Ian J. Neeland, MD, of the University of Texas Southwestern Medical Center, and colleagues conducted a study involving 732 obese adults (BMI ≥30) aged 30 to 65 years without diabetes or cardiovascular disease. Patients were enrolled in the Dallas Heart Study between 2000 and 2002.
The following measurements were obtained: BMI (using DXA and MRI); circulating adipokines and biomarkers of insulin resistance; dyslipidemia and inflammation; and subclinical atherosclerosis and cardiac structure and function (using CT and MRI), according to the study.
The primary outcome was diabetes incidence during a median 7 years of follow-up. Researchers also determined the incidence of composite prediabetes or diabetes in a subgroup of 512 patients with normal fasting glucose at baseline.
More than 10% of patients developed diabetes (11.5%) during the study. Results of a multivariable analysis revealed that several factors were independently associated with diabetes, including: higher baseline visceral fat mass (OR=2.4; 95% CI, 1.6-3.7); fructosamine level (OR=2.0; 95% CI, 1.4-2.7); fasting glucose level (OR=1.9; 95% CI, 1.4-2.6); family history of diabetes (OR=2.3; 95% CI, 1.3-4.3); systolic BP (OR=1.3; 95% CI, 1.1-1.5); and weight gain during follow-up (OR=1.06; 95% CI, 1.02-1.10).

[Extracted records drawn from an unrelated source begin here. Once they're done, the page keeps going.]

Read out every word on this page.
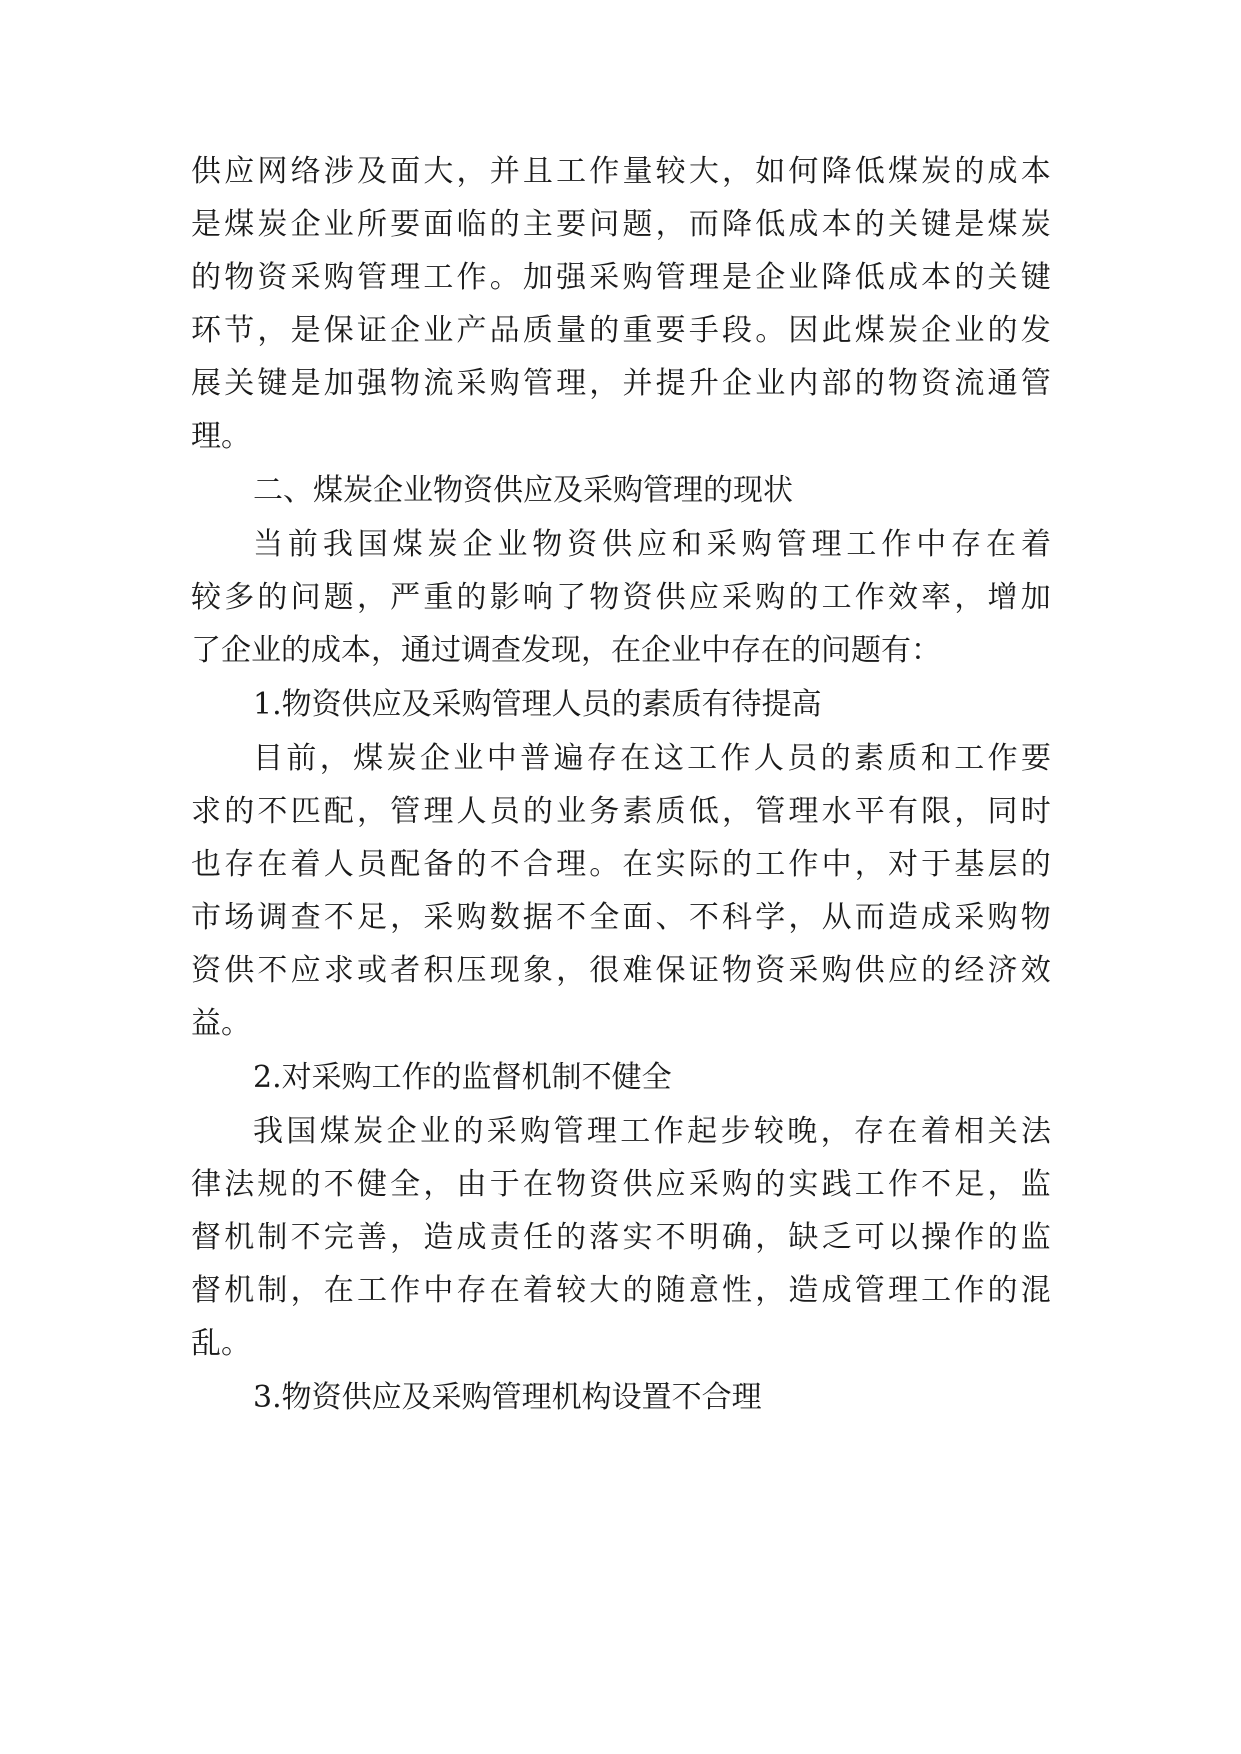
供 应 网 络 涉 及 面 大 ， 并 且 工 作 量 较 大 ， 如 何 降 低 煤 炭 的 成 本
是 煤 炭 企 业 所 要 面 临 的 主 要 问 题 ， 而 降 低 成 本 的 关 键 是 煤 炭
的 物 资 采 购 管 理 工 作 。 加 强 采 购 管 理 是 企 业 降 低 成 本 的 关 键
环 节 ， 是 保 证 企 业 产 品 质 量 的 重 要 手 段 。 因 此 煤 炭 企 业 的 发
展 关 键 是 加 强 物 流 采 购 管 理 ， 并 提 升 企 业 内 部 的 物 资 流 通 管
理。
二、煤炭企业物资供应及采购管理的现状
当 前 我 国 煤 炭 企 业 物 资 供 应 和 采 购 管 理 工 作 中 存 在 着
较 多 的 问 题 ， 严 重 的 影 响 了 物 资 供 应 采 购 的 工 作 效 率 ， 增 加
了企业的成本，通过调查发现，在企业中存在的问题有：
1.物资供应及采购管理人员的素质有待提高
目 前 ， 煤 炭 企 业 中 普 遍 存 在 这 工 作 人 员 的 素 质 和 工 作 要
求 的 不 匹 配 ， 管 理 人 员 的 业 务 素 质 低 ， 管 理 水 平 有 限 ， 同 时
也 存 在 着 人 员 配 备 的 不 合 理 。 在 实 际 的 工 作 中 ， 对 于 基 层 的
市 场 调 查 不 足 ， 采 购 数 据 不 全 面 、 不 科 学 ， 从 而 造 成 采 购 物
资 供 不 应 求 或 者 积 压 现 象 ， 很 难 保 证 物 资 采 购 供 应 的 经 济 效
益。
2.对采购工作的监督机制不健全
我 国 煤 炭 企 业 的 采 购 管 理 工 作 起 步 较 晚 ， 存 在 着 相 关 法
律 法 规 的 不 健 全 ， 由 于 在 物 资 供 应 采 购 的 实 践 工 作 不 足 ， 监
督 机 制 不 完 善 ， 造 成 责 任 的 落 实 不 明 确 ， 缺 乏 可 以 操 作 的 监
督 机 制 ， 在 工 作 中 存 在 着 较 大 的 随 意 性 ， 造 成 管 理 工 作 的 混
乱。
3.物资供应及采购管理机构设置不合理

However, BMI, total body fat and abdominal subcutaneous fat were not associated with diabetes. Results from the subgroup analysis demonstrated that the composite of prediabetes or type 2 diabetes occurred among 39.1% of patients and was independently associated with baseline levels of: visceral fat mass, fasting glucose, insulin and fructosamine; older age; non-white race; family history of disease; and weight gain during follow-up (P<.05 for each).

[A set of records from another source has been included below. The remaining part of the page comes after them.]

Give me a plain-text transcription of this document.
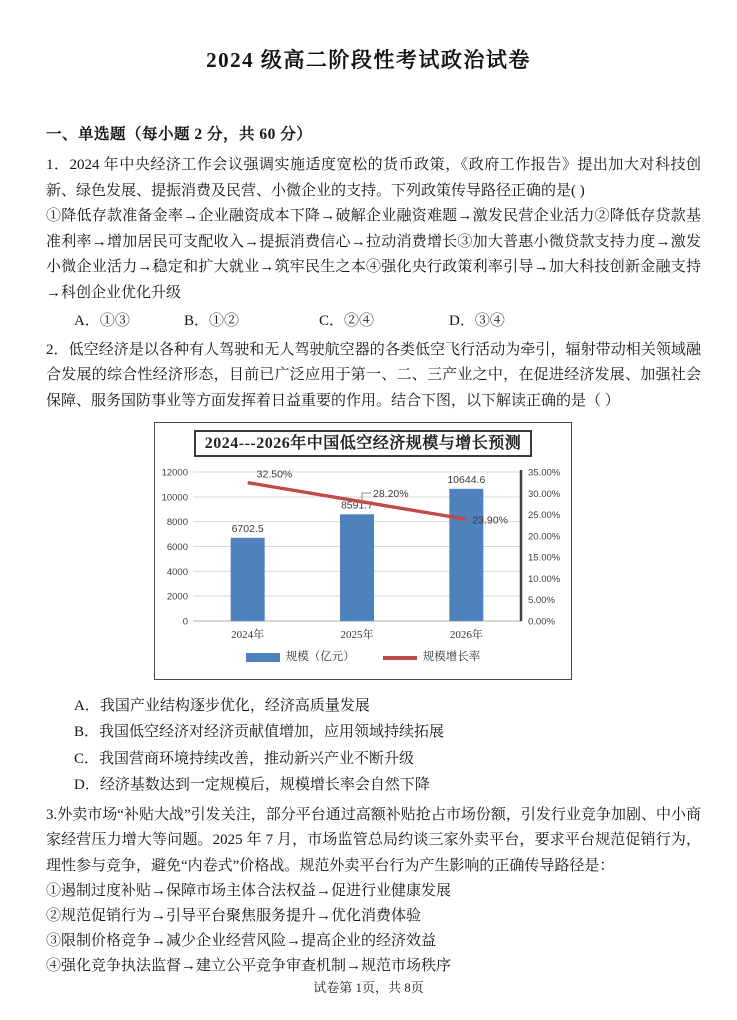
2024 级高二阶段性考试政治试卷
一、单选题（每小题 2 分，共 60 分）

1．2024 年中央经济工作会议强调实施适度宽松的货币政策，《政府工作报告》提出加大对科技创新、绿色发展、提振消费及民营、小微企业的支持。下列政策传导路径正确的是( )

①降低存款准备金率→企业融资成本下降→破解企业融资难题→激发民营企业活力②降低存贷款基准利率→增加居民可支配收入→提振消费信心→拉动消费增长③加大普惠小微贷款支持力度→激发小微企业活力→稳定和扩大就业→筑牢民生之本④强化央行政策利率引导→加大科技创新金融支持→科创企业优化升级

A．①③	B．①②	C．②④	D．③④

2．低空经济是以各种有人驾驶和无人驾驶航空器的各类低空飞行活动为牵引，辐射带动相关领域融合发展的综合性经济形态，目前已广泛应用于第一、二、三产业之中，在促进经济发展、加强社会保障、服务国防事业等方面发挥着日益重要的作用。结合下图，以下解读正确的是（ ）

2024---2026年中国低空经济规模与增长预测
0
2000
4000
6000
8000
10000
12000
0.00%
5.00%
10.00%
15.00%
20.00%
25.00%
30.00%
35.00%
6702.5
2024年
8591.7
2025年
10644.6
2026年
32.50%
28.20%
23.90%
规模（亿元）	规模增长率
A．我国产业结构逐步优化，经济高质量发展
B．我国低空经济对经济贡献值增加，应用领域持续拓展
C．我国营商环境持续改善，推动新兴产业不断升级
D．经济基数达到一定规模后，规模增长率会自然下降

3.外卖市场“补贴大战”引发关注，部分平台通过高额补贴抢占市场份额，引发行业竞争加剧、中小商家经营压力增大等问题。2025 年 7 月，市场监管总局约谈三家外卖平台，要求平台规范促销行为，理性参与竞争，避免“内卷式”价格战。规范外卖平台行为产生影响的正确传导路径是：

①遏制过度补贴→保障市场主体合法权益→促进行业健康发展
②规范促销行为→引导平台聚焦服务提升→优化消费体验
③限制价格竞争→减少企业经营风险→提高企业的经济效益
④强化竞争执法监督→建立公平竞争审查机制→规范市场秩序
试卷第 1页，共 8页
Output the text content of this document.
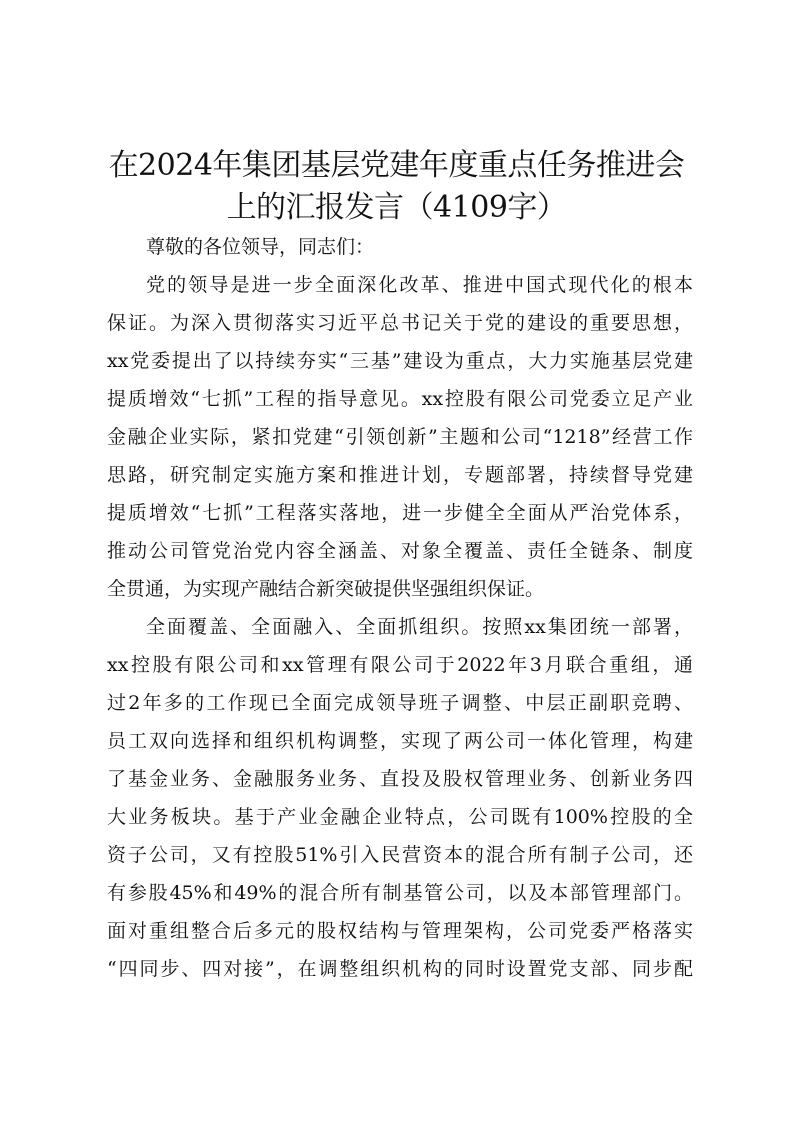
在2024年集团基层党建年度重点任务推进会
上的汇报发言（4109字）
尊敬的各位领导，同志们：
党的领导是进一步全面深化改革、推进中国式现代化的根本
保证。为深入贯彻落实习近平总书记关于党的建设的重要思想，
xx党委提出了以持续夯实“三基”建设为重点，大力实施基层党建
提质增效“七抓”工程的指导意见。xx控股有限公司党委立足产业
金融企业实际，紧扣党建“引领创新”主题和公司“1218”经营工作
思路，研究制定实施方案和推进计划，专题部署，持续督导党建
提质增效“七抓”工程落实落地，进一步健全全面从严治党体系，
推动公司管党治党内容全涵盖、对象全覆盖、责任全链条、制度
全贯通，为实现产融结合新突破提供坚强组织保证。
全面覆盖、全面融入、全面抓组织。按照xx集团统一部署，
xx控股有限公司和xx管理有限公司于2022年3月联合重组，通
过2年多的工作现已全面完成领导班子调整、中层正副职竞聘、
员工双向选择和组织机构调整，实现了两公司一体化管理，构建
了基金业务、金融服务业务、直投及股权管理业务、创新业务四
大业务板块。基于产业金融企业特点，公司既有100%控股的全
资子公司，又有控股51%引入民营资本的混合所有制子公司，还
有参股45%和49%的混合所有制基管公司，以及本部管理部门。
面对重组整合后多元的股权结构与管理架构，公司党委严格落实
“四同步、四对接”，在调整组织机构的同时设置党支部、同步配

Similarly, however, there was no association with general adiposity measurements, they wrote.“These findings suggest that clinically measurable markers of adipose tissue distribution and insulin resistance may be useful in prediabetes and diabetes risk discrimination among obese individuals and support the notion of obesity as a heterogeneous disorder with distinct adiposity subphenotypes.”
Neeland IJ. JAMA. 2012;308:1150-1159.